Scenario: You need to ensure all resources have a "CostCenter" tag with a value before they can be created.
Policy Effects
| Effect | Behavior | Use Case |
|---|---|---|
| Audit | Log non-compliance, allow resource | Monitoring existing resources |
| Deny | Block non-compliant resource creation | Enforce standards on new resources |
| Modify | Change resource properties | Auto-remediation |
| DeployIfNotExists | Deploy additional resources | Ensure dependencies exist |
| Append | Add properties during creation | Add default values |
Policy for Required Tags
{
"if": {
"allOf": [
{
"field": "type",
"equals": "Microsoft.Resources/subscriptions/resourceGroups"
},
{
"field": "tags['CostCenter']",
"exists": false
}
]
},
"then": {
"effect": "deny"
}
}
⚠️ Exam Trap: Using append when you want to block resources without a tag.

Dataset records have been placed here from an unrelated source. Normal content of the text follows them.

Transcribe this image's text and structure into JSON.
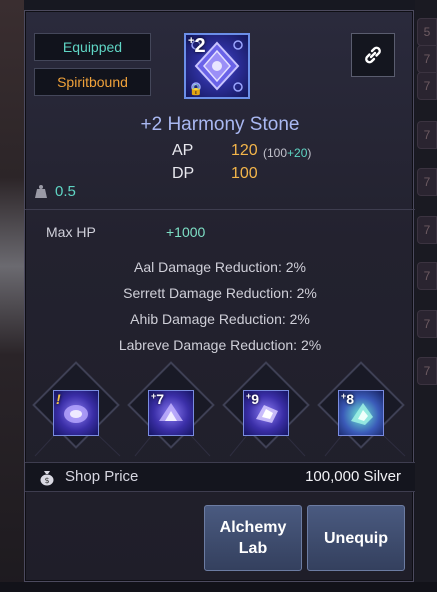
{
  "background": {
    "right_slot_numbers": [
      "5",
      "7",
      "7",
      "7",
      "7",
      "7",
      "7",
      "7",
      "7"
    ]
  },
  "tooltip": {
    "equipped_label": "Equipped",
    "spiritbound_label": "Spiritbound",
    "item_icon": {
      "enhance_level": "2",
      "lock_icon": "lock-icon"
    },
    "link_icon": "link-icon",
    "item_name": "+2 Harmony Stone",
    "stats": {
      "ap_label": "AP",
      "ap_value": "120",
      "ap_breakdown_base": "(100",
      "ap_breakdown_plus": "+20",
      "ap_breakdown_close": ")",
      "dp_label": "DP",
      "dp_value": "100"
    },
    "weight": "0.5",
    "max_hp_label": "Max HP",
    "max_hp_value": "+1000",
    "reductions": [
      "Aal Damage Reduction: 2%",
      "Serrett Damage Reduction: 2%",
      "Ahib Damage Reduction: 2%",
      "Labreve Damage Reduction: 2%"
    ],
    "sockets": [
      {
        "label": "!"
      },
      {
        "label": "7"
      },
      {
        "label": "9"
      },
      {
        "label": "8"
      }
    ],
    "shop_price_label": "Shop Price",
    "shop_price_value": "100,000 Silver",
    "buttons": {
      "alchemy_lab_line1": "Alchemy",
      "alchemy_lab_line2": "Lab",
      "unequip": "Unequip"
    },
    "colors": {
      "teal": "#5fd5c4",
      "orange": "#f0a23a",
      "gold": "#f3b54a",
      "name_blue": "#a9b8f2"
    }
  }
}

Append adds values but doesn't prevent creation. Use deny to block resources that don't have the required tag.
Policy Modes
| Mode | Behavior | Use Case |
|---|---|---|
| all | Evaluate all resource types including resource groups | General policies |
| indexed | Evaluate only resource types that support tags and location | Tag inheritance (skip resource groups) |
⚠️ Exam Trap: Using all mode for tag inheritance from resource groups. If a policy inherits tags from parent resource group, using all mode will try to apply to resource groups themselves (which have no parent). Use indexed mode to skip resource groups.